Para desilusão da oposição, assumiu que a instituição das autarquias locais no país é um objetivo para a atual legislatura, que decorre até 2022, mas sem avançar datas concretas, tal como já antes o tinha feito José Eduardo dos Santos.

“Um dos desafios centrais que assumimos para esta legislatura é passar as autarquias locais do texto constitucional para a realidade dos factos. É importante assegurar que o Estado esteja mais próximos dos cidadãos”, afirmou.

Por entre promessas de pacotes legislativos para acelerar a economia e o investimento privado, incentivando as empresas a contratar jovens e a instalarem-se no interior, além de apostarem na agricultura – medidas que nunca concretizou -, João Lourenço ainda avisou o Banco Nacional de Angola (BNA) para cumprir “de forma competente” o seu papel enquanto entidade reguladora do sistema bancário, criticando a distribuição das “escassas divisas” por um pequeno grupo de empresas.

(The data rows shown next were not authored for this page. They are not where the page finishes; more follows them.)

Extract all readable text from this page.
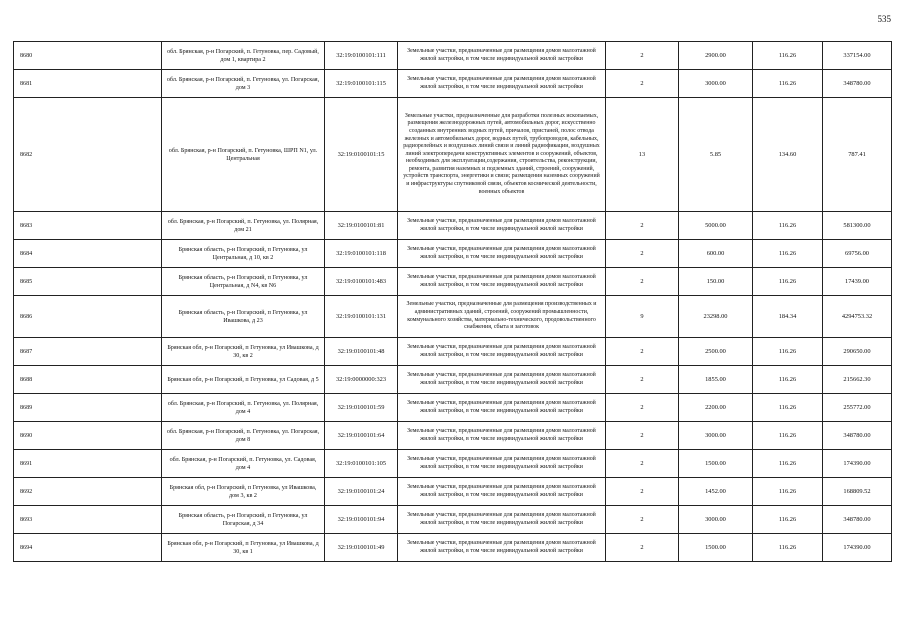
535
8680	обл. Брянская, р-н Погарский, п. Гетуновка, пер. Садовый, дом 1, квартира 2	32:19:0100101:111	Земельные участки, предназначенные для размещения домов малоэтажной жилой застройки, в том числе индивидуальной жилой застройки	2	2900.00	116.26	337154.00
8681	обл. Брянская, р-н Погарский, п. Гетуновка, ул. Погарская, дом 3	32:19:0100101:115	Земельные участки, предназначенные для размещения домов малоэтажной жилой застройки, в том числе индивидуальной жилой застройки	2	3000.00	116.26	348780.00
8682	обл. Брянская, р-н Погарский, п. Гетуновка, ШРП N1, ул. Центральная	32:19:0100101:15	Земельные участки, предназначенные для разработки полезных ископаемых, размещения железнодорожных путей, автомобильных дорог, искусственно созданных внутренних водных путей, причалов, пристаней, полос отвода железных и автомобильных дорог, водных путей, трубопроводов, кабельных, радиорелейных и воздушных линий связи и линий радиофикации, воздушных линий электропередачи конструктивных элементов и сооружений, объектов, необходимых для эксплуатации,содержания, строительства, реконструкции, ремонта, развития наземных и подземных зданий, строений, сооружений, устройств транспорта, энергетики и связи; размещения наземных сооружений и инфраструктуры спутниковой связи, объектов космической деятельности, военных объектов	13	5.85	134.60	787.41
8683	обл. Брянская, р-н Погарский, п. Гетуновка, ул. Полярная, дом 21	32:19:0100101:81	Земельные участки, предназначенные для размещения домов малоэтажной жилой застройки, в том числе индивидуальной жилой застройки	2	5000.00	116.26	581300.00
8684	Брянская область, р-н Погарский, п Гетуновка, ул Центральная, д 10, кв 2	32:19:0100101:118	Земельные участки, предназначенные для размещения домов малоэтажной жилой застройки, в том числе индивидуальной жилой застройки	2	600.00	116.26	69756.00
8685	Брянская область, р-н Погарский, п Гетуновка, ул Центральная, д N4, кв N6	32:19:0100101:483	Земельные участки, предназначенные для размещения домов малоэтажной жилой застройки, в том числе индивидуальной жилой застройки	2	150.00	116.26	17439.00
8686	Брянская область, р-н Погарский, п Гетуновка, ул Ивашкова, д 23	32:19:0100101:131	Земельные участки, предназначенные для размещения производственных и административных зданий, строений, сооружений промышленности, коммунального хозяйства, материально-технического, продовольственного снабжения, сбыта и заготовок	9	23298.00	184.34	4294753.32
8687	Брянская обл, р-н Погарский, п Гетуновка, ул Ивашкова, д 30, кв 2	32:19:0100101:48	Земельные участки, предназначенные для размещения домов малоэтажной жилой застройки, в том числе индивидуальной жилой застройки	2	2500.00	116.26	290650.00
8688	Брянская обл, р-н Погарский, п Гетуновка, ул Садовая, д 5	32:19:0000000:323	Земельные участки, предназначенные для размещения домов малоэтажной жилой застройки, в том числе индивидуальной жилой застройки	2	1855.00	116.26	215662.30
8689	обл. Брянская, р-н Погарский, п. Гетуновка, ул. Полярная, дом 4	32:19:0100101:59	Земельные участки, предназначенные для размещения домов малоэтажной жилой застройки, в том числе индивидуальной жилой застройки	2	2200.00	116.26	255772.00
8690	обл. Брянская, р-н Погарский, п. Гетуновка, ул. Погарская, дом 8	32:19:0100101:64	Земельные участки, предназначенные для размещения домов малоэтажной жилой застройки, в том числе индивидуальной жилой застройки	2	3000.00	116.26	348780.00
8691	обл. Брянская, р-н Погарский, п. Гетуновка, ул. Садовая, дом 4	32:19:0100101:105	Земельные участки, предназначенные для размещения домов малоэтажной жилой застройки, в том числе индивидуальной жилой застройки	2	1500.00	116.26	174390.00
8692	Брянская обл, р-н Погарский, п Гетуновка, ул Ивашкова, дом 3, кв 2	32:19:0100101:24	Земельные участки, предназначенные для размещения домов малоэтажной жилой застройки, в том числе индивидуальной жилой застройки	2	1452.00	116.26	168809.52
8693	Брянская область, р-н Погарский, п Гетуновка, ул Погарская, д 34	32:19:0100101:94	Земельные участки, предназначенные для размещения домов малоэтажной жилой застройки, в том числе индивидуальной жилой застройки	2	3000.00	116.26	348780.00
8694	Брянская обл, р-н Погарский, п Гетуновка, ул Ивашкова, д 30, кв 1	32:19:0100101:49	Земельные участки, предназначенные для размещения домов малоэтажной жилой застройки, в том числе индивидуальной жилой застройки	2	1500.00	116.26	174390.00
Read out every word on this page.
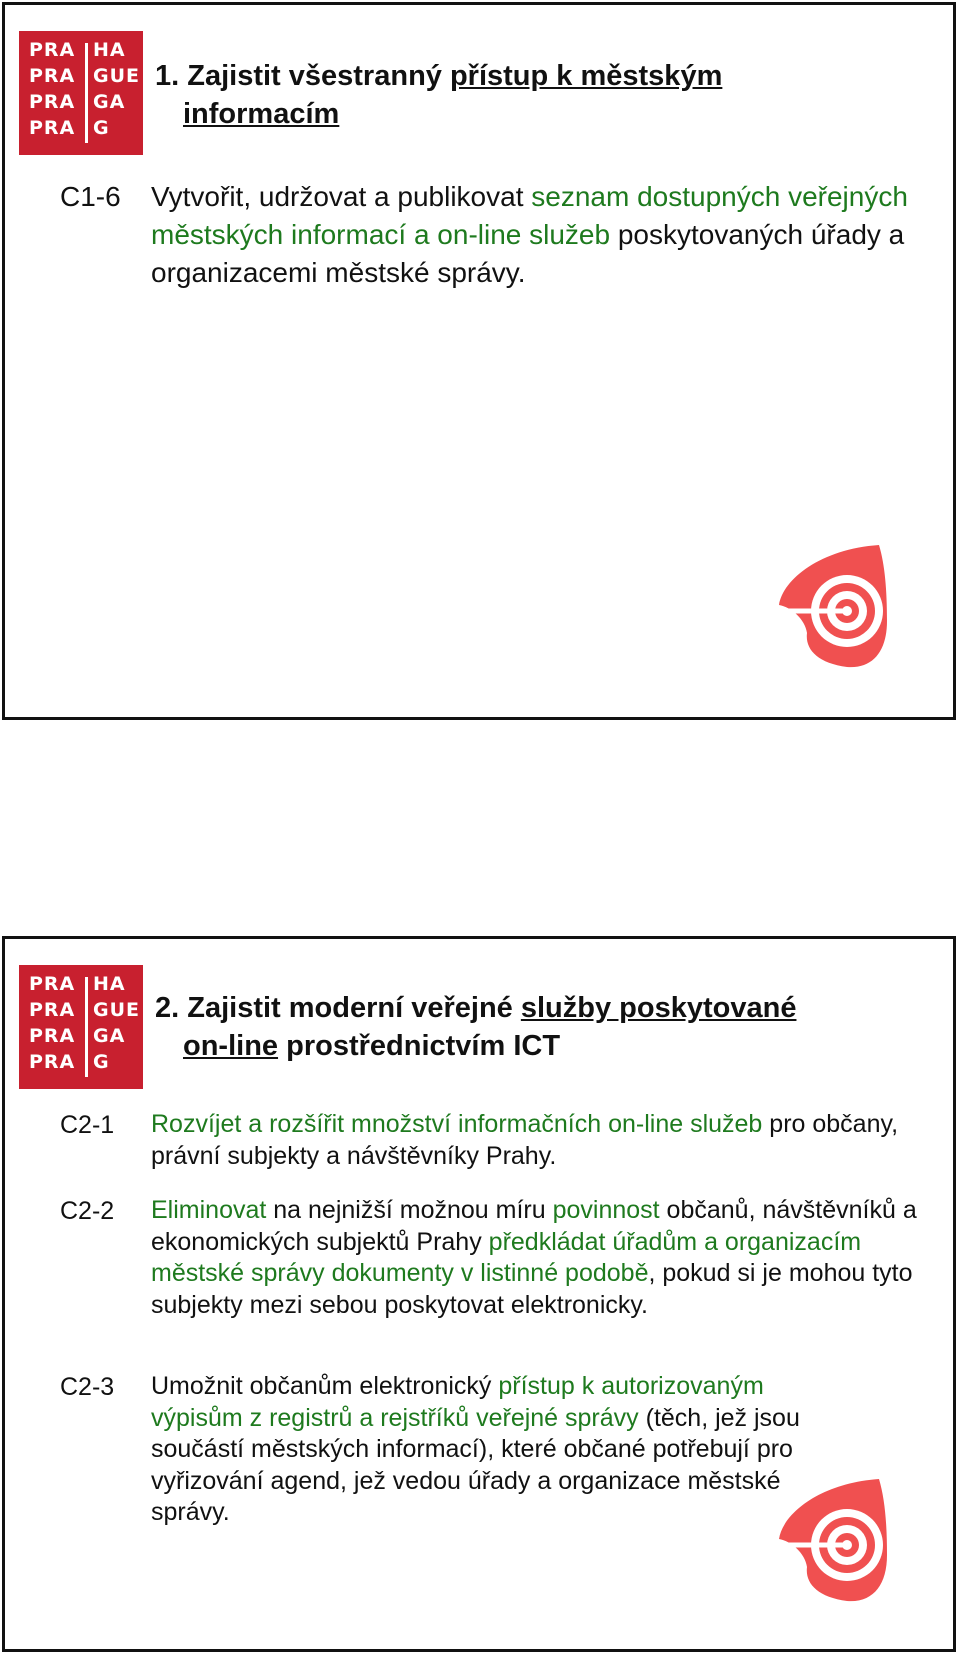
PRA HA
PRA GUE
PRA GA
PRA G
1. Zajistit všestranný přístup k městským
informacím
C1-6 Vytvořit, udržovat a publikovat seznam dostupných veřejných městských informací a on-line služeb poskytovaných úřady a organizacemi městské správy.
PRA HA
PRA GUE
PRA GA
PRA G
2. Zajistit moderní veřejné služby poskytované
on-line prostřednictvím ICT
C2-1 Rozvíjet a rozšířit množství informačních on-line služeb pro občany, právní subjekty a návštěvníky Prahy.
C2-2 Eliminovat na nejnižší možnou míru povinnost občanů, návštěvníků a ekonomických subjektů Prahy předkládat úřadům a organizacím městské správy dokumenty v listinné podobě, pokud si je mohou tyto subjekty mezi sebou poskytovat elektronicky.
C2-3 Umožnit občanům elektronický přístup k autorizovaným výpisům z registrů a rejstříků veřejné správy (těch, jež jsou součástí městských informací), které občané potřebují pro vyřizování agend, jež vedou úřady a organizace městské správy.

“Não descansaremos enquanto o país não tiver um banco central que cumpra estritamente e de forma competente com o papel que lhe compete, sendo governado por profissionais da área”.

Depois de se apresentar a votos com a promessa de “melhorar o que está bem e corrigir o que está mal”, João Lourenço diz que o tempo é de colocar o cidadão em primeiro lugar: “Representamos os anseios do povo angolano. Saibamos pois, cada um na sua esfera de ação, ser dignos desse mandato que o povo nos confiou”, concluiu.